Background: I am going to be 40 this year. Have 2 small kids, a professional job, divorced but have a serious bf.
I am so afraid of my habits. I've been bulimic for almost 20 yrs now! I am only imagine what affects its had on my body. I am so out of control. I throw up constantly, multiple times a day. Worse is that I often purposely SHOP for food and spend HUNDREDS of dollars each week to get fatty foods and then come home devour it and vomit. Sometimes on weekends I do it 3-4 times a day.

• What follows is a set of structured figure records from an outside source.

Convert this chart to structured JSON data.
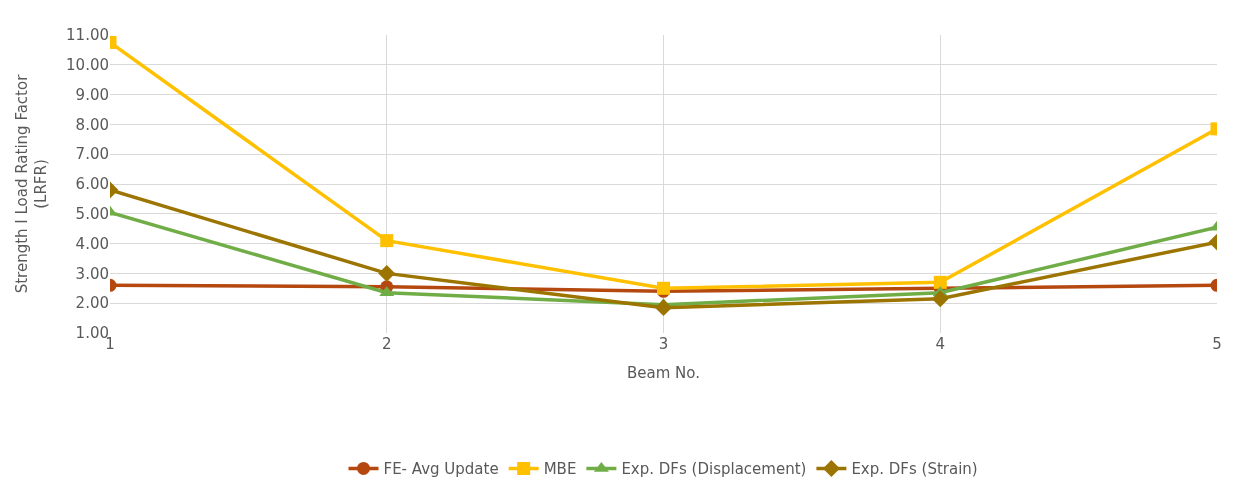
{
  "chart_data": {
    "type": "line",
    "xlabel": "Beam No.",
    "ylabel": "Strength I Load Rating Factor\n(LRFR)",
    "x": [
      1,
      2,
      3,
      4,
      5
    ],
    "xlim": [
      1,
      5
    ],
    "xticks": [
      1,
      2,
      3,
      4,
      5
    ],
    "ylim": [
      1,
      11
    ],
    "yticks": [
      {
        "value": 1,
        "label": "1.00"
      },
      {
        "value": 2,
        "label": "2.00"
      },
      {
        "value": 3,
        "label": "3.00"
      },
      {
        "value": 4,
        "label": "4.00"
      },
      {
        "value": 5,
        "label": "5.00"
      },
      {
        "value": 6,
        "label": "6.00"
      },
      {
        "value": 7,
        "label": "7.00"
      },
      {
        "value": 8,
        "label": "8.00"
      },
      {
        "value": 9,
        "label": "9.00"
      },
      {
        "value": 10,
        "label": "10.00"
      },
      {
        "value": 11,
        "label": "11.00"
      }
    ],
    "grid": true,
    "legend": "bottom",
    "line_style": "solid",
    "series": [
      {
        "name": "FE- Avg Update",
        "color": "#b5480f",
        "marker": "circle",
        "values": [
          2.6,
          2.55,
          2.4,
          2.5,
          2.6
        ]
      },
      {
        "name": "MBE",
        "color": "#ffc000",
        "marker": "square",
        "values": [
          10.75,
          4.1,
          2.5,
          2.7,
          7.85
        ]
      },
      {
        "name": "Exp. DFs (Displacement)",
        "color": "#70ad47",
        "marker": "triangle",
        "values": [
          5.05,
          2.35,
          1.95,
          2.35,
          4.55
        ]
      },
      {
        "name": "Exp. DFs (Strain)",
        "color": "#9c7400",
        "marker": "diamond",
        "values": [
          5.8,
          3.0,
          1.85,
          2.15,
          4.05
        ]
      }
    ]
  }
}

It leaves me exhausted. I can't fight it and feel out of control. The only way I don't throw up is if my bf spends the night and I have no recourse. Otherwise, I've thrown up all over the world in hotels, restaurants, etc.
Its pitiful and sad. I've wasted thousands.
Will I continue doing this until I am 60 IF i live that long?
I did go into an in-patient facility for 1 week 10 yrs ago and it didn't work. The urge is too great.
WHAT CAUSES THIS CURSE and how can i stop it. i know i am killing myself and my kids need me.
On the outside i am a picture of health and everyone thinks i am healthy and a fitness fanatic. If they only knew the true demon I am dealing with on a daily basis.. I think about food ALL of the time.
Please help and give me your thoughts - especially those that have been bulimic for a long time like me.
Thanks for your post. It was almost like reading my own profile. I don't have the answer for you, I am afraid, as I am dealing with the same feelings. I just know that I can no longer continue to live this way, feeling completely ashamed of anyone finding out the truth about me. I think was has finally pushed me over the edge is the knowledge that my children need me. They need me more invested in them everyday and deserve that from me, rather than my figuring out how/when I can "relieve" my urge again. I also know that I am honestly one of the luckiest women in the world to have fallen in love with my own boyfriend of 1 1/2 years, who adores me. I am desperate to be the woman he believes me to be, and to deserve the love he gives me. I so honestly feel your exact pain. Perhaps we can assist one another.
I really feel for you and I know how you are feeling. I've been bulimic for 30 years now. I used to throw up up to 20 times a day. I'd wake up in a morning, head to the supermarket and wander around in a kind of daze filling my basket with high fat high sugar foods knowing that my binge would start as soon as I got home. My life revolved around binging and like you I'd spend hundreds and racked up quite a lot of debt. Although it never went away my bulimia wasn't as bad for a few years, I'd have good weeks and bad weeks but at least I wasn't throwing up every day.
I have two children, now aged 17 and 19 and like you I have a professional job, in healthcare - what a joke!!
I finally met a wonderful man 3 years ago and escaped a very unhappy marriage. Things aren't straight forward as my new husband is from Canada and I'm from the UK. The governing body for my profession make it extremely difficult for me to work in Canada and I've spent the last 2 years going backwards and forwards while I study and take the 16 exams they have set me.
I'm currently back in the UK, miles away from both my husband and family and my bulimia is even worse. I've spend the last 2 days on a manic binge and purge and I can't seem to stop myself. I'm 46 years old and like you I wonder if I'll ever be free of this disease. People tend to think that it only inflicts young girls but we're living proof that those young girls turn into middle aged women and still bulimic.
Please get in touch as it's comforting to know that I'm not the only one going through this. Will we ever be free?
Lizzy
Thanks for your response. I also sent you a private message. Its sad that we are in the predicament that we are in – especially at our age! I so wish I could DEFEAT this awful disease. I feel like a lot of things in my life are going great so why am I still b/p-ing??? I really don’t get it.
Can it be that my obsession with F O O D and having a good physique overpowers my will to lead a normal life??
My kids are 9 and 7 and I already am hiding things from them - having to replace food that I’ve devoured and hoping they don’t notice… Its really insane.
Its a disease, plain and simple. There is no generic reason we develop an ED...I know the shame and guilt that follows a binge and purge. Its gut wrenching. Have you thought about going to a support group?
i would so say you dont have to live like this and please get help---go to a doctor, get a therapist, confide in someone, and keep posting your feelings
i just found this post that i made when i first joined the site 8 months ago. i was trying to think if i've made ANY strides of improvement in my recovery and i may have made some slight ones.
it made me sad to re-live how desperate i was on that day i wrote it.
we deserve a better life!
just sharing and interested in your thoughts.
i hope in another 8 months i can post that i TRULY see some massive improvements.